Signed-off-by: Borislav Petkov <bp@suse.de>
---
 drivers/ras/Kconfig  |  11 ++
 drivers/ras/Makefile |   3 +-
 drivers/ras/ce.c     | 283 +++++++++++++++++++++++++++++++++++++++++++++++++++
 include/linux/ras.h  |   2 +
 4 files changed, 298 insertions(+), 1 deletion(-)
 create mode 100644 drivers/ras/ce.c

diff --git a/drivers/ras/Kconfig b/drivers/ras/Kconfig
index f9da613052c2..c6977b943506 100644
--- a/drivers/ras/Kconfig
+++ b/drivers/ras/Kconfig
@@ -1,2 +1,13 @@
 config RAS
 	bool
+
+config RAS_CE
+	bool "Correctable Errors Collector"
+	default y if X86_MCE
+	select MEMORY_FAILURE
+	---help---
+	  This is a small cache which collects correctable memory errors per 4K page
+	  PFN and counts their repeated occurrance. Once the counter for a PFN overflows,
+	  we try to soft-offline that page as we take it to mean that it has reached a
+	  relatively high error count and would probably be best if we don't use it
+	  anymore.
diff --git a/drivers/ras/Makefile b/drivers/ras/Makefile
index d7f73341ced3..7e7f3f9aa948 100644
--- a/drivers/ras/Makefile
+++ b/drivers/ras/Makefile
@@ -1 +1,2 @@
-obj-$(CONFIG_RAS) += ras.o debugfs.o
+obj-$(CONFIG_RAS)	+= ras.o debugfs.o
+obj-$(CONFIG_RAS_CE)	+= ce.o
diff --git a/drivers/ras/ce.c b/drivers/ras/ce.c
new file mode 100644
index 000000000000..6b66a587c3ae
--- /dev/null
+++ b/drivers/ras/ce.c
@@ -0,0 +1,283 @@
+#include <linux/mm.h>
+#include <linux/gfp.h>
+#include <linux/kernel.h>
+
+#include <asm/bug.h>
+
+/*
+ * RAS Correctable Errors Collector
+ *
+ * This is a simple gadget which collects correctable errors and counts their
+ * occurrence per physical page address.
+ *
+ * We've opted for possibly the simplest data structure to collect those - an
+ * array of the size of a memory page. It stores 512 u64's with the following
+ * structure:
+ *
+ * [63 ... PFN ... 12 | 11 ... generation ... 10 | 9 ... count ... 0]
+ *
+ * The generation in the two highest order bits is two bits which are set to 11b
+ * on every insertion. During the course of this entry's existence, it
+ * gets decremented during spring cleaning to 10b, then 01b and then 00b.
+ *
+ * This way we're employing the numeric ordering to make sure that newly
+ * inserted/touched elements have higher 12-bit counts (which we've
+ * manufactured) and thus iterating over the array initially won't kick out
+ * those last inserted elements.
+ *
+ * Spring cleaning is what we do when we reach a certain number CLEAN_ELEMS of
+ * elements entered into the page; during which, we're decaying all elements.
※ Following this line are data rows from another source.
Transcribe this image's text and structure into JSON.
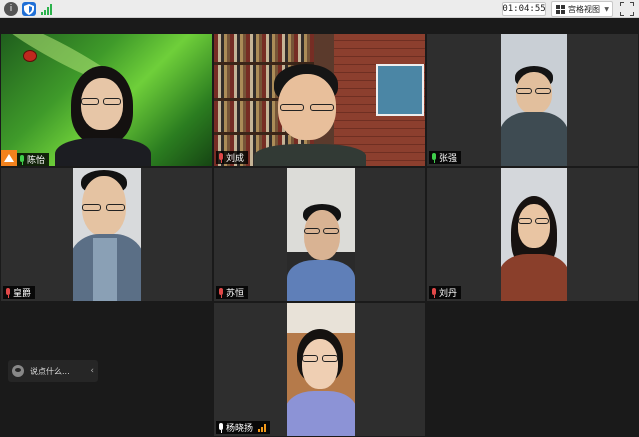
{
  "toolbar": {
    "timer": "01:04:55",
    "view_label": "宫格视图",
    "icons": [
      "info-icon",
      "shield-icon",
      "signal-icon",
      "grid-view-icon",
      "fullscreen-icon"
    ]
  },
  "participants": [
    {
      "name": "陈怡",
      "mic": "active",
      "host": true
    },
    {
      "name": "刘成",
      "mic": "muted"
    },
    {
      "name": "张强",
      "mic": "active"
    },
    {
      "name": "皇爵",
      "mic": "muted"
    },
    {
      "name": "苏恒",
      "mic": "muted"
    },
    {
      "name": "刘丹",
      "mic": "muted"
    },
    {
      "name": "杨晓扬",
      "mic": "white",
      "signal": true
    }
  ],
  "chat": {
    "placeholder": "说点什么..."
  },
  "colors": {
    "muted": "#e04848",
    "active": "#3fcf4b",
    "host": "#f2821d",
    "signal": "#f29a1b"
  }
}
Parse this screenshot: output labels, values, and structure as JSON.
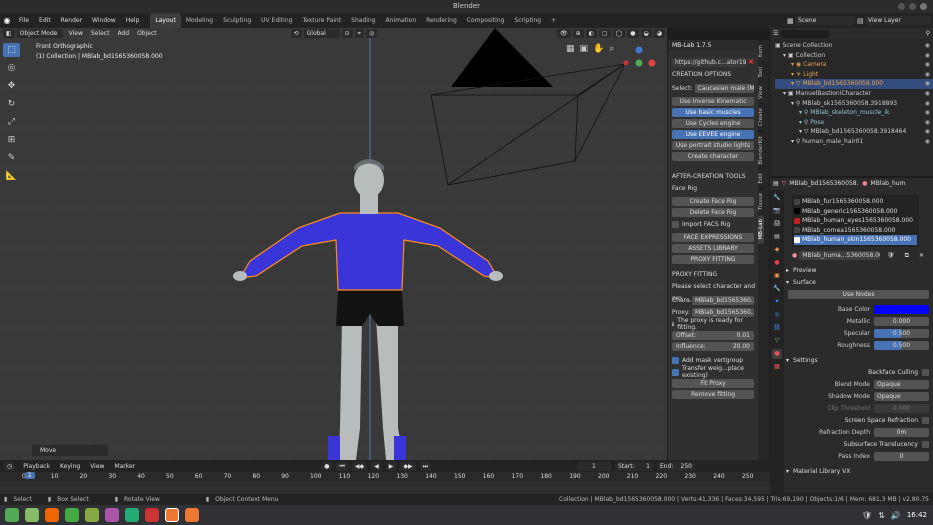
{
  "window": {
    "title": "Blender"
  },
  "menubar": {
    "menus": [
      "File",
      "Edit",
      "Render",
      "Window",
      "Help"
    ],
    "workspaces": [
      "Layout",
      "Modeling",
      "Sculpting",
      "UV Editing",
      "Texture Paint",
      "Shading",
      "Animation",
      "Rendering",
      "Compositing",
      "Scripting"
    ],
    "active_workspace": "Layout",
    "add_tab": "+",
    "scene_label": "Scene",
    "view_layer_label": "View Layer"
  },
  "viewport": {
    "mode": "Object Mode",
    "menus": [
      "View",
      "Select",
      "Add",
      "Object"
    ],
    "orientation": "Global",
    "view_name": "Front Orthographic",
    "collection_info": "(1) Collection | MBlab_bd1565360058.000",
    "last_op": "Move",
    "colors": {
      "shirt": "#3a35d9",
      "shorts": "#121212",
      "skin": "#b8bcbd",
      "selection": "#ff8c1a"
    }
  },
  "npanel": {
    "title": "MB-Lab 1.7.5",
    "url": "https://github.c...ator1978/MB-Lab",
    "creation_header": "CREATION OPTIONS",
    "select_label": "Select:",
    "select_value": "Caucasian male (M...",
    "buttons": {
      "inverse_kin": "Use Inverse Kinematic",
      "basic_muscles": "Use basic muscles",
      "cycles": "Use Cycles engine",
      "eevee": "Use EEVEE engine",
      "portrait": "Use portrait studio lights",
      "create": "Create character"
    },
    "after_header": "AFTER-CREATION TOOLS",
    "face_rig": "Face Rig",
    "create_face_rig": "Create Face Rig",
    "delete_face_rig": "Delete Face Rig",
    "import_facs": "Import FACS Rig",
    "face_expr": "FACE EXPRESSIONS",
    "assets": "ASSETS LIBRARY",
    "proxy_fitting_btn": "PROXY FITTING",
    "proxy_header": "PROXY FITTING",
    "proxy_msg": "Please select character and pro...",
    "chara_label": "Chara...",
    "chara_value": "MBlab_bd1565360...",
    "proxy_label": "Proxy:",
    "proxy_value": "MBlab_bd1565360...",
    "ready_msg": "The proxy is ready for fitting.",
    "offset_label": "Offset:",
    "offset_value": "0.01",
    "influence_label": "Influence:",
    "influence_value": "20.00",
    "add_mask": "Add mask vertgroup",
    "transfer": "Transfer weig...place existing)",
    "fit_proxy": "Fit Proxy",
    "remove_fitting": "Remove fitting"
  },
  "vtabs": [
    "Item",
    "Tool",
    "View",
    "Create",
    "BlenderKit",
    "Edit",
    "Tissue",
    "MB-Lab"
  ],
  "outliner": {
    "rows": [
      {
        "label": "Scene Collection",
        "indent": 0,
        "color": "#cccccc"
      },
      {
        "label": "Collection",
        "indent": 1,
        "color": "#cccccc"
      },
      {
        "label": "Camera",
        "indent": 2,
        "color": "#e6a04d"
      },
      {
        "label": "Light",
        "indent": 2,
        "color": "#e6a04d"
      },
      {
        "label": "MBlab_bd1565360058.000",
        "indent": 2,
        "color": "#f0a040"
      },
      {
        "label": "ManuelBastioniCharacter",
        "indent": 1,
        "color": "#cccccc"
      },
      {
        "label": "MBlab_sk1565360058.3918893",
        "indent": 2,
        "color": "#cccccc"
      },
      {
        "label": "MBlab_skeleton_muscle_ik",
        "indent": 3,
        "color": "#8fc7d6"
      },
      {
        "label": "Pose",
        "indent": 3,
        "color": "#8fc7d6"
      },
      {
        "label": "MBlab_bd1565360058.3918464",
        "indent": 3,
        "color": "#cccccc"
      },
      {
        "label": "human_male_hair01",
        "indent": 2,
        "color": "#cccccc"
      }
    ]
  },
  "properties": {
    "object_name": "MBlab_bd1565360058.000",
    "tab_name": "MBlab_hum",
    "material_slots": [
      "MBlab_fur1565360058.000",
      "MBlab_generic1565360058.000",
      "MBlab_human_eyes1565360058.000",
      "MBlab_cornea1565360058.000",
      "MBlab_human_skin1565360058.000"
    ],
    "active_slot": "MBlab_human_skin1565360058.000",
    "material_name": "MBlab_huma...5360058.000",
    "preview": "Preview",
    "surface": "Surface",
    "use_nodes": "Use Nodes",
    "base_color_label": "Base Color",
    "base_color": "#0000ff",
    "metallic_label": "Metallic",
    "metallic": "0.000",
    "specular_label": "Specular",
    "specular": "0.500",
    "roughness_label": "Roughness",
    "roughness": "0.500",
    "settings": "Settings",
    "backface": "Backface Culling",
    "blend_label": "Blend Mode",
    "blend": "Opaque",
    "shadow_label": "Shadow Mode",
    "shadow": "Opaque",
    "clip_label": "Clip Threshold",
    "clip": "0.000",
    "ssr": "Screen Space Refraction",
    "refr_depth_label": "Refraction Depth",
    "refr_depth": "0m",
    "sss": "Subsurface Translucency",
    "pass_label": "Pass Index",
    "pass": "0",
    "mat_vx": "Material Library VX"
  },
  "timeline": {
    "menus": [
      "Playback",
      "Keying",
      "View",
      "Marker"
    ],
    "current_frame": "1",
    "start_label": "Start:",
    "start": "1",
    "end_label": "End:",
    "end": "250",
    "ticks": [
      "0",
      "10",
      "20",
      "30",
      "40",
      "50",
      "60",
      "70",
      "80",
      "90",
      "100",
      "110",
      "120",
      "130",
      "140",
      "150",
      "160",
      "170",
      "180",
      "190",
      "200",
      "210",
      "220",
      "230",
      "240",
      "250"
    ],
    "cursor_frame": "1"
  },
  "status": {
    "select": "Select",
    "box_select": "Box Select",
    "rotate_view": "Rotate View",
    "context_menu": "Object Context Menu",
    "info": "Collection | MBlab_bd1565360058.000 | Verts:41,336 | Faces:34,595 | Tris:69,190 | Objects:1/6 | Mem: 681.3 MB | v2.80.75"
  },
  "taskbar": {
    "clock": "16:42"
  }
}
+ * If, after decay, an element gets inserted again, its generation is set to 11b
+ * to make sure it has higher numerical count than other, older elements and
+ * thus emulate an an LRU-like behavior when deleting elements to free up space
+ * in the page.
+ *
+ * When an element reaches it's max count of COUNT_MASK, we try to poison it by
+ * assuming that errors triggered COUNT_MASK times in a single page are
+ * excessive and that page shouldn't be used anymore.
+ *
+ * To the question why we've chosen a page and moving elements around with
+ * memmove, it is because it is a very simple structure to handle and max data
+ * movement is 4K which on highly optimized modern CPUs is almost unnoticeable.
+ * We wanted to avoid the pointer traversal of more complex structures like a
+ * linked list or some sort of a balancing search tree.
+ *
+ * Deleting an element takes O(n) but since it is only a single page, it should
+ * be fast enough and it shouldn't happen all too often depending on error
+ * patterns.
+ */
+
+#undef pr_fmt
+#define pr_fmt(fmt) "RAS: " fmt
+
+/*
+ * We use DECAY_BITS bits of PAGE_SHIFT bits for counting decay, i.e., how long
+ * elements have stayed in the array without accessed again.
+ */
+#define DECAY_BITS		2
+#define DECAY_MASK		((1ULL << DECAY_BITS) - 1)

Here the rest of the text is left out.